The latest partisan fight-fest seems to be over President Obama’s decision to spend the weekend in Chicago rather than visiting Arlington to lay the wreath at the Tomb of the Unknown Soldier.
From the Chicago Herald:
“According to a White House official, the Obamas will arrive Thursday and stay until Monday, when Obama will participate in a Memorial Day ceremony at Abraham Lincoln National Cemetery in Elwood. The veterans’ cemetery is about 50 miles south of Chicago.”
As the wife of a soldier who deployed to Iraq and Afghanistan – and who performed hundreds of funeral details at Arlington when he was a soldier in the Old Guard – I’m having difficulty sympathizing with those citing this decision as yet another example of Obama’s supposed lack of patriotism / lack of respect for the troops.

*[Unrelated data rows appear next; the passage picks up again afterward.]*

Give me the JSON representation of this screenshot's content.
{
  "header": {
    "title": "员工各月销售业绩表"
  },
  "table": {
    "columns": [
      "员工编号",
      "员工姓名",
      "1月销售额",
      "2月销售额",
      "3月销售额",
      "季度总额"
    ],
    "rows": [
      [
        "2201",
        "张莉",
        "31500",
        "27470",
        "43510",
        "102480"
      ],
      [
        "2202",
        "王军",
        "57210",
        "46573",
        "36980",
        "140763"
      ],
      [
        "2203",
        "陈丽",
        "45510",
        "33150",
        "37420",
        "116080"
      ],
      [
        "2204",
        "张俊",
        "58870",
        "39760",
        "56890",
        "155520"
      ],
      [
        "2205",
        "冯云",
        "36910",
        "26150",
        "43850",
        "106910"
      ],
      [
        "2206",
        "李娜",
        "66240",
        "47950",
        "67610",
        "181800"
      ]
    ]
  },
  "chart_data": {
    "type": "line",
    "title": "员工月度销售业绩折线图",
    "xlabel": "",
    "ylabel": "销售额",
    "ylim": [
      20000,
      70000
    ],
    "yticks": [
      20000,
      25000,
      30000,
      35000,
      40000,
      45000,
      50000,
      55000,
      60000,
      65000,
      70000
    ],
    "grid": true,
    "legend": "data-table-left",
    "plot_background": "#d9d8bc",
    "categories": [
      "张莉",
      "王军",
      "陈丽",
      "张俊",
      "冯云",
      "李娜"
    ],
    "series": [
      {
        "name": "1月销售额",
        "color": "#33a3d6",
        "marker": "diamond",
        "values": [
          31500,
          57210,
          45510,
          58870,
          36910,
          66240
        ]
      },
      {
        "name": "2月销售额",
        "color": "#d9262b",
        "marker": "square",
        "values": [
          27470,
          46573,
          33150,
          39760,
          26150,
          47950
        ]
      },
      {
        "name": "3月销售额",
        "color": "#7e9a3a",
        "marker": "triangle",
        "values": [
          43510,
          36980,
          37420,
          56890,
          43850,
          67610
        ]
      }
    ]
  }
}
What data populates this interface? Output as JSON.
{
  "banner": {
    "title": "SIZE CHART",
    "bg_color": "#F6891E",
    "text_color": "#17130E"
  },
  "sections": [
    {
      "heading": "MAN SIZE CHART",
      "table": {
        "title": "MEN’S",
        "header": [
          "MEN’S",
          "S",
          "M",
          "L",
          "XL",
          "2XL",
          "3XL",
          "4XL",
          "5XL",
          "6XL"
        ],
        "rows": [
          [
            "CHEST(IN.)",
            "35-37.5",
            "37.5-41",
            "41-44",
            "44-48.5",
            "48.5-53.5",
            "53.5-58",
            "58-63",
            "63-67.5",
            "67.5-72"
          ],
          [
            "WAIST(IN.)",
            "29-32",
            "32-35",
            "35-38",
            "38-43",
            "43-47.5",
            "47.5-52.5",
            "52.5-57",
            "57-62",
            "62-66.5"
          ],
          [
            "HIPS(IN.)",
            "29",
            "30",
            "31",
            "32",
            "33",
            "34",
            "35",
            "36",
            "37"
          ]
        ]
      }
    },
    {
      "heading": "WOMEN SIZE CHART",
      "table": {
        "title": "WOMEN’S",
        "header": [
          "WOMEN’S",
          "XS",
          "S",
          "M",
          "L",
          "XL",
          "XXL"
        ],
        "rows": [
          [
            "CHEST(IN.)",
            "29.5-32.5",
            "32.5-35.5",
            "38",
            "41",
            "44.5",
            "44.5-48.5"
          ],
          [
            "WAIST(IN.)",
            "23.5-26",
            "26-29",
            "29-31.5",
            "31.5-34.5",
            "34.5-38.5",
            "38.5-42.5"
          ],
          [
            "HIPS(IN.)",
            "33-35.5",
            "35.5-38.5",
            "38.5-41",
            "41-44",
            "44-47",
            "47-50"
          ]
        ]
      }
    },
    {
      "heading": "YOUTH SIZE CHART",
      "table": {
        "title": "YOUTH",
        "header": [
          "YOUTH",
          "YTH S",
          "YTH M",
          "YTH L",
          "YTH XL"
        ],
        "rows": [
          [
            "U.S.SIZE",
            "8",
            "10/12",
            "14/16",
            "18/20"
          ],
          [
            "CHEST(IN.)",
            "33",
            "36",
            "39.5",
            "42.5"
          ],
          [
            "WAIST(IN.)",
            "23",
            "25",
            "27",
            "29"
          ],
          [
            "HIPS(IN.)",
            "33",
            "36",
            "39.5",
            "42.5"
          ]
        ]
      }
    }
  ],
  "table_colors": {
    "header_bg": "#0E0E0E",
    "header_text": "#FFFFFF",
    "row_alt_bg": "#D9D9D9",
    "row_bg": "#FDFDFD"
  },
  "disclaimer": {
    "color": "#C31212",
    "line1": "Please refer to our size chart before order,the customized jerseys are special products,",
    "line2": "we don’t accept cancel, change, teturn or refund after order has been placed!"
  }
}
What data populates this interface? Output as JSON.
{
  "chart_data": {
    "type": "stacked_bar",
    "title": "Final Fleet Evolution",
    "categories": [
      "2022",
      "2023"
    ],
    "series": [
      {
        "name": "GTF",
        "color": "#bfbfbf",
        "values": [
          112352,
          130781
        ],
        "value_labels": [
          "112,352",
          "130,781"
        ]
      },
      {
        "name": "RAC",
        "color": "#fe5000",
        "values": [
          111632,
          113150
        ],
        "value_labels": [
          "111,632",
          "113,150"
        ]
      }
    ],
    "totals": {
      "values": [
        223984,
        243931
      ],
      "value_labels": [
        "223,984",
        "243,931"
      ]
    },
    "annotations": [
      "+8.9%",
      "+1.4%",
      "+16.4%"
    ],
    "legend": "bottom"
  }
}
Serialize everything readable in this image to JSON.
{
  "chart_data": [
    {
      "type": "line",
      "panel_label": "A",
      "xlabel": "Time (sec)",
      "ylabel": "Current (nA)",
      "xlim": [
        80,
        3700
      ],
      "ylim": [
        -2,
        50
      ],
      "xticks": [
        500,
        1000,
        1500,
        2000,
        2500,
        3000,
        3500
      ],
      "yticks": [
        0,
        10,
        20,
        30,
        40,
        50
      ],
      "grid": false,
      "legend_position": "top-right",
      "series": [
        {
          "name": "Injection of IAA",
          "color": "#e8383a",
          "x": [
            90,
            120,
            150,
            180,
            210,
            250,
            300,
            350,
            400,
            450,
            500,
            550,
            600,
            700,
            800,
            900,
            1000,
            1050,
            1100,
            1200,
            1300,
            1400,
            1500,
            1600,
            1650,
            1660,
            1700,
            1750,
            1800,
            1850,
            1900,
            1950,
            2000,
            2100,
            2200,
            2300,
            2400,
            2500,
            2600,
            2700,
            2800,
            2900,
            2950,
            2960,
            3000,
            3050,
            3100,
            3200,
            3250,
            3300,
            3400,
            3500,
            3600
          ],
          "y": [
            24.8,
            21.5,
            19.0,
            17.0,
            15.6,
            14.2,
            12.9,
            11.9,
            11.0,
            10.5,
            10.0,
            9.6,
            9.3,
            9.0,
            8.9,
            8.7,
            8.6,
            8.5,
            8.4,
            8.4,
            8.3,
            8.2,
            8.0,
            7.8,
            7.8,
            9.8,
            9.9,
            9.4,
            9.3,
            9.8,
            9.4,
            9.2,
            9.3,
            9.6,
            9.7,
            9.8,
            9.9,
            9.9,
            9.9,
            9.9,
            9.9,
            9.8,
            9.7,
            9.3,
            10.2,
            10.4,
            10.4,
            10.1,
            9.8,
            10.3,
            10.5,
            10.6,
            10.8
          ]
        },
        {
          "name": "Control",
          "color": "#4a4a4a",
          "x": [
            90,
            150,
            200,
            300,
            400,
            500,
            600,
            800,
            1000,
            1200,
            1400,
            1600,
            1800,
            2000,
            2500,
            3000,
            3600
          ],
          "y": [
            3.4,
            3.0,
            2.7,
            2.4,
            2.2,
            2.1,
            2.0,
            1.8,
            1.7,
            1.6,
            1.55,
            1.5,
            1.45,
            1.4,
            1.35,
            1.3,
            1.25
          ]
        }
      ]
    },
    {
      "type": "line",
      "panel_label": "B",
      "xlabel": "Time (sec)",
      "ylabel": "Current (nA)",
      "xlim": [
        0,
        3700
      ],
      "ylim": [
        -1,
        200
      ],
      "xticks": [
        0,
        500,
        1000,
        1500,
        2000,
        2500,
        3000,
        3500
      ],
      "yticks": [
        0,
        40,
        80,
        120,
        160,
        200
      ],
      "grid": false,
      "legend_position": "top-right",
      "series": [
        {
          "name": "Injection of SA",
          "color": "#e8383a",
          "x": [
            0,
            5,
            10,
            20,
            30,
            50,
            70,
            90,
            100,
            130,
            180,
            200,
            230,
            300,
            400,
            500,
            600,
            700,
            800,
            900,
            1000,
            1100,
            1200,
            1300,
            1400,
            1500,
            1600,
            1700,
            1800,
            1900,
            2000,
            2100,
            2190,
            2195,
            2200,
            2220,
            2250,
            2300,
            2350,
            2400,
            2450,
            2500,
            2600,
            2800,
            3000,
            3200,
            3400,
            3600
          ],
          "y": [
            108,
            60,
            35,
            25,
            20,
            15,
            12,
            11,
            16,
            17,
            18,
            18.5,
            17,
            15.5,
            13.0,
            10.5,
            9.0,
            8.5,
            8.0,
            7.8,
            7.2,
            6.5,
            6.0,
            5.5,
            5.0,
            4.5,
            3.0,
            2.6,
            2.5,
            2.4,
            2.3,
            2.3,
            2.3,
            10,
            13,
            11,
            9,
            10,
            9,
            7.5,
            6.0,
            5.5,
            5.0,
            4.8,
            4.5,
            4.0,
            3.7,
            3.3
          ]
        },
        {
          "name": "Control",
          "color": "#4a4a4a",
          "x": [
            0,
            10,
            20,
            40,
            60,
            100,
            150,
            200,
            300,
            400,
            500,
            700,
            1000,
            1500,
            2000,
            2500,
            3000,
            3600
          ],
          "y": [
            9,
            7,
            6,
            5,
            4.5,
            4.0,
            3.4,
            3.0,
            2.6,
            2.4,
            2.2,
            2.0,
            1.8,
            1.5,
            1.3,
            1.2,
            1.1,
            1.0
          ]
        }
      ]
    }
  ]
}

Veterans are buried in special sections of cemeteries across the country. The dead veterans whose Arlington plots are marked by uniform tombstones are no more special than those buried in the same uniform tombstones in the cemetery in Chicago. Or the cemetery in your town. They all joined the service, they all did what they were called to do, and they’re all dead, now.
Arlington is symbolic, yes. But what’s more important – Obama visiting a symbol, a cemetery he’s expected to visit because everyone else has, or Obama visiting a cemetery where veterans are buried?
Does it matter how big or how small the cemetery is? Does it matter what the cemetery is called?
I think it does matter how big the cemetery is, and I think the smaller, the better. As someone who was in favor of Obama’s election, I wanted to make sure I was being objective, so I thought, “What if this weren’t Memorial Day, but instead a special holiday marking the Suffrage Movement? What if we had a female president, and there were a famous, hugely symbolic monument to those who rallied – and even experienced torture – as part of the Suffrage Movement, and she didn’t visit? What if, instead, she visited some small factory in some no-name town where a unit of women, largely forgotten because their names aren’t on the big monument, had also shown their support of the movement?”
I decided I would rather she visit the small factory in the no-name town. Those women in that no-name town would have done just as much for their movement as the others, but their names would have been forgotten, their activism unrecognized.
This is how I feel about Obama’s visit to the cemetery in Chicago. Not only does it show support for the dedicated soldiers of his hometown, but it’s somehow more sincere than making the expected trip to the expected cemetery to satisfy other people’s expectations.
If I had a family member buried in a veteran’s section of a cemetery somewhere other than Arlington, I might – after scores of presidential visits to that one, symbolic, cemetery – start to feel like none of the “little guys” who weren’t buried at Arlington matter.
The dead at Arlington are hardly forgotten – unlike the poor suckers buried across the street from where I live in their veteran plots no one visits, where no one sells their Vietnam paintings, where no statues or sculptures mark their sacrifice.